El mundo digital

Siempre hablamos de tecnología como algo de especial y miraculoso. Nadie nos ha dicho que al final cualquier cosa que nos da la posibilidad de mejorarnos es tecnología.

¿Y que pasa si alguien nos dice que un lápiz es tecnología? ¿Y también que la web no fue siempre como ahora?

Podemos empezar a pensar de una nueva forma, con un sentido muy diferente.

Esto pasa también cuando hablamos de tecnología en la escuela. Todos siempre pensamos que cosas como pizarras digitales puedan mejorar el proceso de aprendizaje de los niños, pero ¿que pasa si en las escuelas tenemos mucha tecnología en las aulas pero los profesores no tienen una formación adaguada? ¿Y si esta tecnología favorece el aprendizaje solo si usada correctamente?

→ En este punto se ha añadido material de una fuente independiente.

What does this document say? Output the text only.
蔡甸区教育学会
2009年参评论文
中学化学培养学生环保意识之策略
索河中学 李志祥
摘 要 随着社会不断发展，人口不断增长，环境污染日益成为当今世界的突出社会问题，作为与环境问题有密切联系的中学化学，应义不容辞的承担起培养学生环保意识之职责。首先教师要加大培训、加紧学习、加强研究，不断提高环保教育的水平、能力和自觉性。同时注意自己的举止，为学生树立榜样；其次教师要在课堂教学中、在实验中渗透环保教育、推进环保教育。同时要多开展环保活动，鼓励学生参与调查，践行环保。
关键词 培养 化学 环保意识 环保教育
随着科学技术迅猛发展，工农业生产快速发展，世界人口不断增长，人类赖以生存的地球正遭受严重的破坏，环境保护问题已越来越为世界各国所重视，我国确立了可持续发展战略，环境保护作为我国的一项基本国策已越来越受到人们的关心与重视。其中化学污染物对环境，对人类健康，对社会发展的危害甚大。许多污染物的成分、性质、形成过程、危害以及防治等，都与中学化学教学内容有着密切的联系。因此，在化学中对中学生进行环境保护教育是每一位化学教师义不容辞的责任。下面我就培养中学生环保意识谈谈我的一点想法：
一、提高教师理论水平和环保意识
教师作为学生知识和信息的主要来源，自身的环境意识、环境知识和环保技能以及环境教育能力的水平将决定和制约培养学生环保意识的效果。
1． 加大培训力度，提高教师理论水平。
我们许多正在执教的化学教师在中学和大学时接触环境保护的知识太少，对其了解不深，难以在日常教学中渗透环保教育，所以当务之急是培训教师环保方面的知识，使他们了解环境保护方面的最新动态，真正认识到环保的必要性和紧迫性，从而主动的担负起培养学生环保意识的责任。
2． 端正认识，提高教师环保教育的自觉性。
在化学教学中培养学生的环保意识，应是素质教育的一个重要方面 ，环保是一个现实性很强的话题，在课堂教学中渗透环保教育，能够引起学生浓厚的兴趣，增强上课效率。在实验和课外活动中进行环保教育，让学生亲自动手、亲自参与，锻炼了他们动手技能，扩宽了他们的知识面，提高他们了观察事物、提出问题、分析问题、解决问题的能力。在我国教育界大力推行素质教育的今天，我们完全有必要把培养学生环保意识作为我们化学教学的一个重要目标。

Estas fueron las cuestiones con las cuales empezamos las clases de Experiencias de Aprendizaje en la Era Digital, junto a como las ideas que tenemos sobre la tecnología (en este caso particular sobre el uso de la tecnología en las aulas de las escuelas) empiezan a crearse en nuestro cerebro antes de cuánto creemos. Cada profesor tiene una idea diferente sobre este tema y, de forma mas o menos implícita, la transmite a los alumnos. 

¿Te acuerdas de tu maestra/o preferida/o? Estoy segura que si. Bien, si vas a pensar un poco en como ella hablaba, si/como/cuando utilizaba el ordenador, como trabajaba con los niños en el aula, y después vas a pensar un poco a lo que quieres hacer con tus alumnos, es fácil que las dos cosas van a ser parecidas en algunos aspectos. 

Por esto tenemos que trabajar mucho sobre nos creencias implícitas. 

Pero también tenemos que ser cocientes de las informaciones que tenemos sobre los diferentes temas. Cuando empiezas a leer artículos científicos y serios, te das cuenta de como las informaciones a la TV que vemos todos los días no son siempre completas o correctas. Es a través de artículos que nos dio el profesor que descubrí como es la situación de la "escuela 2.0" en Galicia. 

Tenemos que aprender a aprender, y esto incluye aprender la forma correcta de utilizar un instrumento que puede ser maravilloso pero también peligroso.